Photographs of men Goodman knows become the source material for a series of new Eyelash Drawings. Individual false lashes curl across the pages of the six nude portraits she has created, mimicking body hair in a way that is both delightful in its delicate replication of this ostensibly masculine trademark, and mildly revulsive in its pseudo-abjection. These new Eyelash Drawings are sensitive and painstaking renditions of a practice that reverses one of art’s history’s most long-standing power structures: the male gaze. They carry with them the history of the reclining nude, the still life, and the woman as object, directly opposing the male gaze by replacing that object with the male body. Accompanying the intimate figurations of Uneventful Days are some of the vivid, characteristically large-scale sculptural works that viewers have come to expect from Goodman. Two slick, serpentine nail sculptures represent a continuation of Goodman’s process, each rigid false fingernail in their lamellate forms flashing like venomous teeth, while a clot of brightly coloured fabric offers a more amiable appearance. On closer inspection, the open mouth of Bouquet, a new textile sculpture, reveals that it’s composed of hundreds if not thousands of men’s neckties. Relics from the days when they were a symbol of power, a Don Draper-esque indicator of social status, Goodman collected the now-discarded ties she used for this work from thrift store bargain bins. Like an overripe fruit, Dead Weight splits at the seams, rendered bloated and obsolete. 

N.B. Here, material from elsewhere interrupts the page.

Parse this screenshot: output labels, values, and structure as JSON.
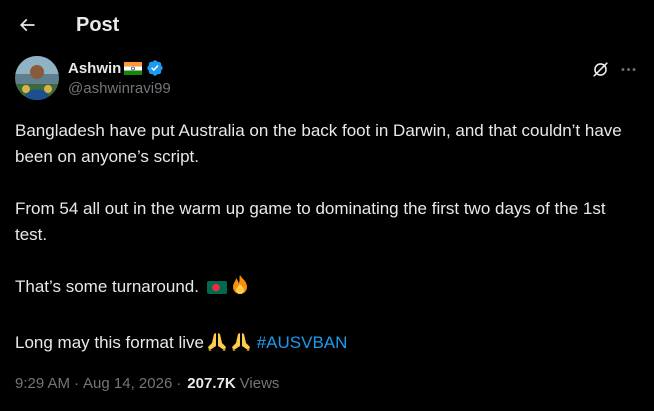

Gone are the days when wearing a necktie to work was a dress code requirement. Gone too are the days when being dressed was a requirement for work, now that the pandemic has forced many of us to work from home. While office buildings sit empty, this artefact of the modern workplace succumbs to its own weight, swelling and softening like a body, surrounded by images of bodies in their own homes – vulnerable, defenceless, uninhibited, powerful. Uneventful Days captures a moment in time. Locked down in their houses or apartments with nothing but WiFi as an anchor to the outside world, the photographs that Goodman’s subjects have provided are powerful just-as-I-am images, representations that challenge the pretty or conceited constraints of the selfie medium. If the nude form in art suggests power in men and sexuality in women, nude or seminude self-portraits in the time of a pandemic imbue the subject with both. Their sexuality is obvious, their power contextual: the power to seduce without contact, to connect when physical interaction is potentially life-threatening, to make art by and about themselves.